De même, nous avons en France en 1999, 130 000 personnes séropositives ; ils en ont 755 000. Les nôtres bénéficient de la trithérapie remboursée par la sécurité sociale, les leurs n'ont ni trithérapie, ni sécurité sociale et le préservatif coûte le même prix que chez nous, alors que la différence est de 1 à 13 environ. (smig : environ 6500 F brut , salaire de base entre 2000 et 3000 baths = 333 F et 500 F). Pas un ne doit survivre. Et combien de morts à venir
Si l'on regarde les deux statistiques économiques concernant l'une l'accroissement économique en 2001 (nous : 2,1 %, eux, 1,4%, ce qui rend la différence gigantesques si l'on jette un coup d'œil sur nos productions respectives) et les ressources per capita en dollar ( 25 400 pour nous, 6 600 pour eux), on peut se dire que nos populations vieillissantes ont peu de soucis à se faire quant à l'allongement de la durée de leur vie (en moyenne 3 mois de plus par an) et que leurs populations jeunes (23,3 % pour eux, contre 18,5 % pour nous) ont quelques soucis à se faire pour passer dans la tranche des 15 à 64 ans. Inutile de parler du seuil de pauvreté (12,5 % pour eux ; 0 pour nous) pour accentuer encore l'écart.
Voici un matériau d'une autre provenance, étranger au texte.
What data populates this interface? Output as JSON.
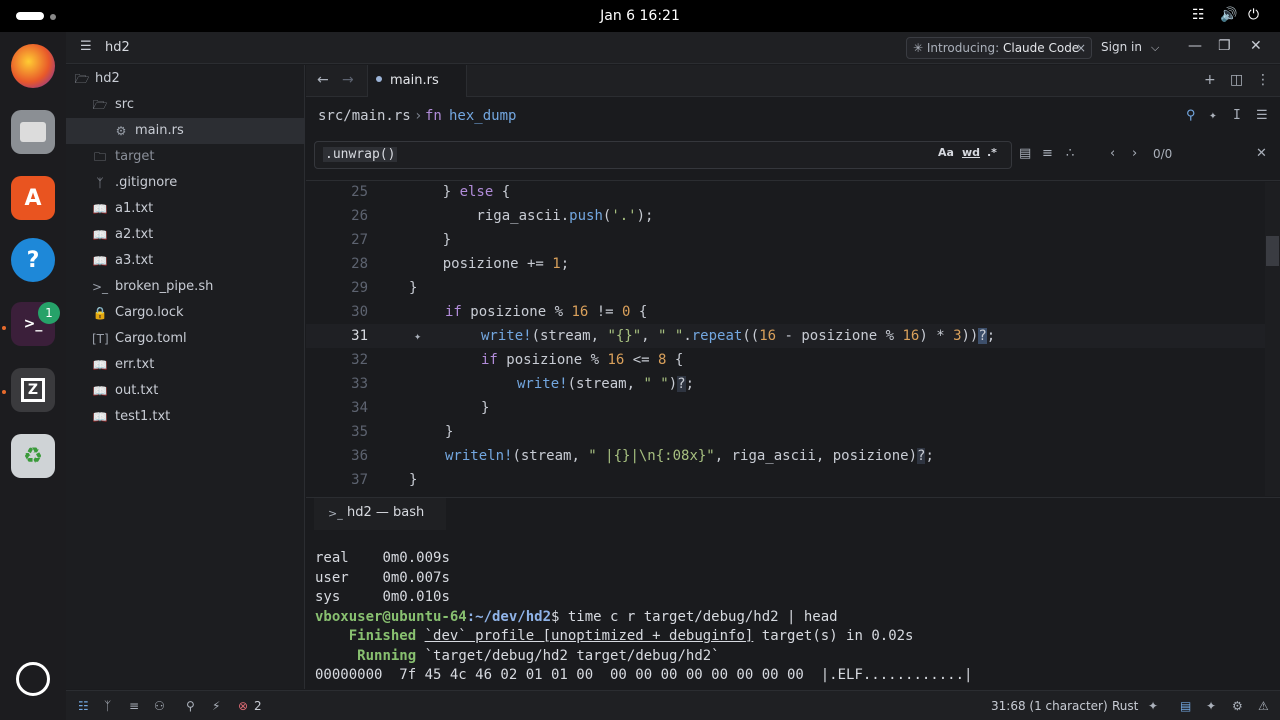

Ces statistiques de la Cia ont un grand avantage, elle donne une réalité brute (production humaine et matérielle) et ne font pas de part à l'émotion qui dans ce domaine ne devrait jamais entrer en ligne de compte. Car nous sommes bien dans le domaine du décompte.
Cette deuxième réflexion ne se veut pas autre chose que la suite d'une réflexion antérieure, que vous avez provoquée, appuyée cette fois sur un autre plan. J'y retrouve cependant un thème commun : les conditions naturelles des lieux qui produisent des effets en chaîne sur lesquels nos prétendues techniques ont assez peu d'emprise et ne permettent aucunes certitudes.